Ball* CurrentBall = b.at(i);
ANSWER!!ANSWER!!ANSWER!! but i forgot my other account so i can't flag it :-(
Thanks for all the great replies, it really helped me alot! The answers that you gave were indeed correct, a couple of my formulas were wrong and some code optimisation could be done, but none was really a solution to the problem. So i just sat down with a piece of paper and started calculation every value i got from my program by hand, took me like two hours :O But i did find the solution to my problem:
The problem is that as i update my velocity (whith corrected code) i get a decimal value, no problem at all. Later i increase the position in Y by adding the velocity times the Delta T, which is a verry small value. The result is a verry small value that needs to be added. The problem is now that if you draw a Elipse() in Win32 the point is a LONG and so all the decimal values are lost. That means that only after a verry long period, when the values velocity starts to come out of the decimal values something happens, and that alongside with that, the higher you drop the ball the better the results (one of my symptons) The solution to this problem was really simple, ad an extra DOUBLE value to my Ball class which contained the true position (including decimals) of my ball. During the RenderFrame() you just take the floor or ceiling value of the double to draw the elipse but for all the calculations you use the Double value. Once again thanks alot for all your replies, STACKOVERFLOW PEOPLE ROCK!!!
If your dBounceCof is > 1 then, yes your ball will bounce higher.
We do not have all the values to be able to reply to your question.
I don't think your equation for position is right:
b.at(i)->dVelocityY += (o.dGravity)/o.REFRESH;
This is v=v0+gt - that seems fine, although I'd write dGravity*DT instead of dGravity/REFRESH_FREQ.
b.at(i)->pOrigin.y += b.at(i)->dVelocityY + (1/2)*o.dGravity/o.REFRESH*DT*METER;
But this seems off: It is eqivalent to p = p0+v + 1/2gt^2.
You ought to multiply velocity * time to get the units right
You are scaling the gravity term by pixels/meter, but not the velocity term. So that ought to be multiplied by METER also
You have already accounted for the effect of gravity when you updated velocity, so you don't need to add the gravity term again.
Thanks for the quick replies!!! Sorry, i should have been more clear, the RunPhysics is beiing run after a PeekMessage. I have also added a frame limiter which makes sure that no more calculations are done per second than the refresh rate of the monitor. My dleta t is therefore 1 second devided by the refresh rate. Maybe my DT is actually too small to calculate, although it's a double value??? My cof of restitution is adjustable but starts at 0.9
You need to recompute your position on bounce, to make sure you bounce from the correct place on the wall.
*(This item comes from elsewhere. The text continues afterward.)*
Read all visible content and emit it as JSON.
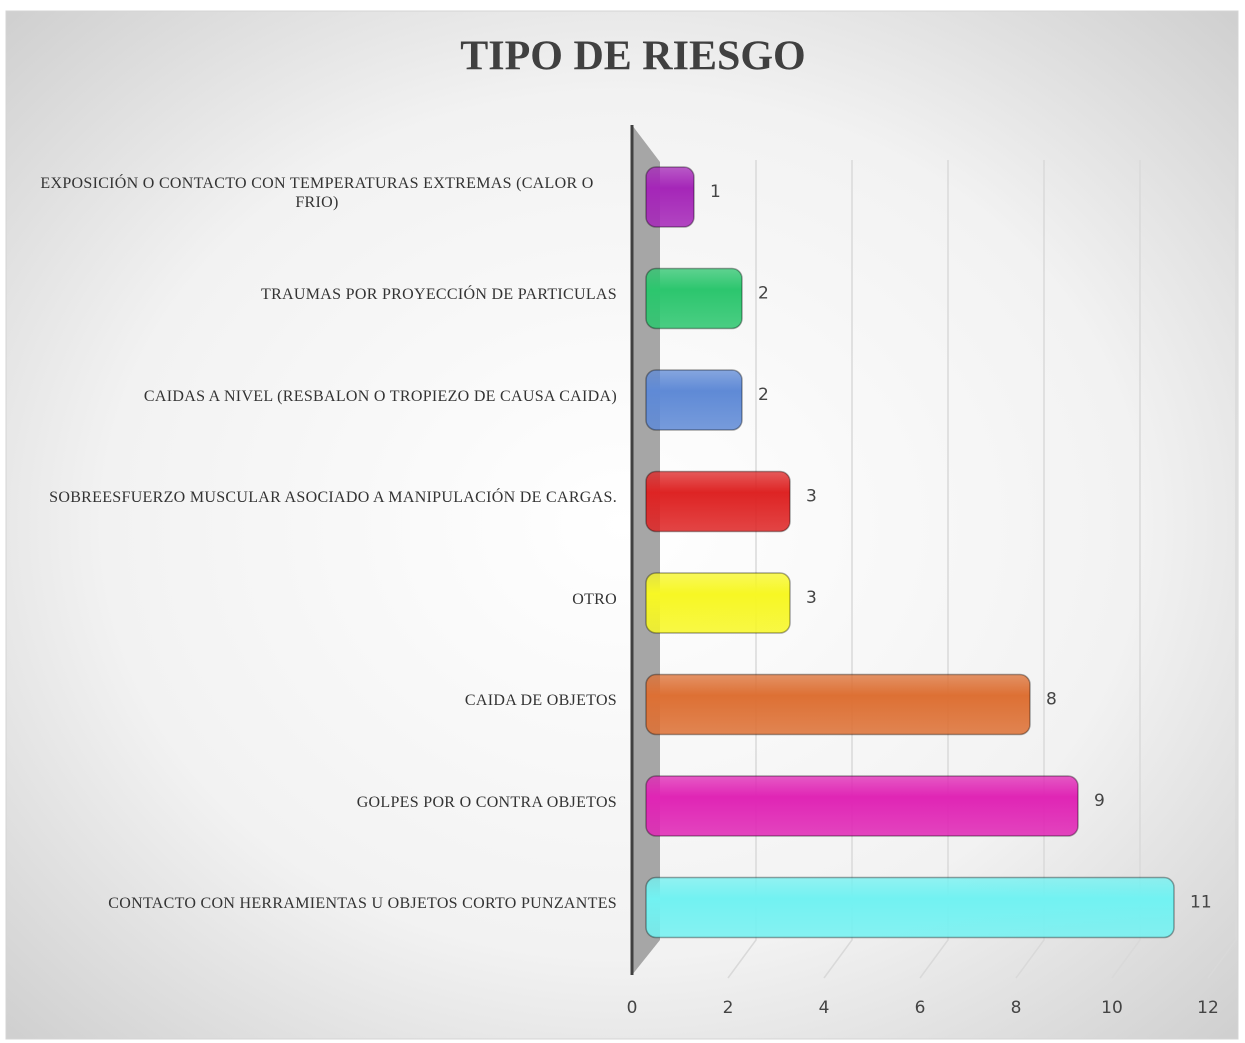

I.e. resolve the exact point in time when the bounce occured, and calculate new velocity/position based on that direction change (partially into a "frame" of calculation) to make sure your ball does not move "beyond" the walls, more and more on each bounce.
W.r.t. time step, you might want to check out my answer here.
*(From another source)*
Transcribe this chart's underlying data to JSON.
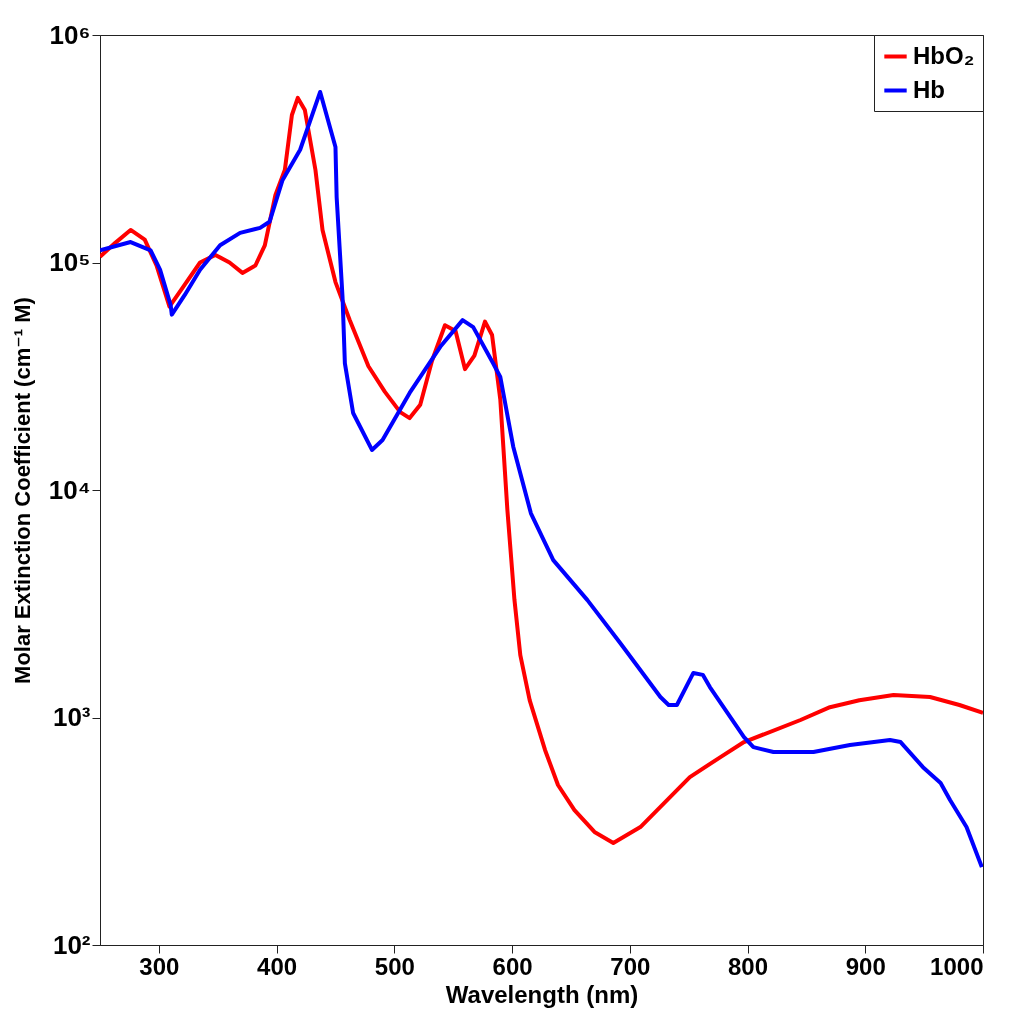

In a rigid body simulation, you need to run the integration up to the instant of collision, then adjust the velocities to avoid penetration at the collision, and then resume the integration. It's sort of an instantaneous kludge to cover the fact that rigid bodies are an approximation. (A real ball deforms during a collision. That's hard to model, and it's unnecessary for most purposes.)
You're combining these two steps (integrating the forces and resolving the collisions). For a simple simulation like you've shown, it's probably enough to skip the gravity bit on any iteration where you've handled a vertical bounce.
In a more advanced simulation, you'd split any interval (dt) that contains a collision at the actual instance of collision. Integrate up to the collision, then resolve the collision (by adjusting the velocity), and then integrate for the rest of the interval. But this looks like overkill for your situation.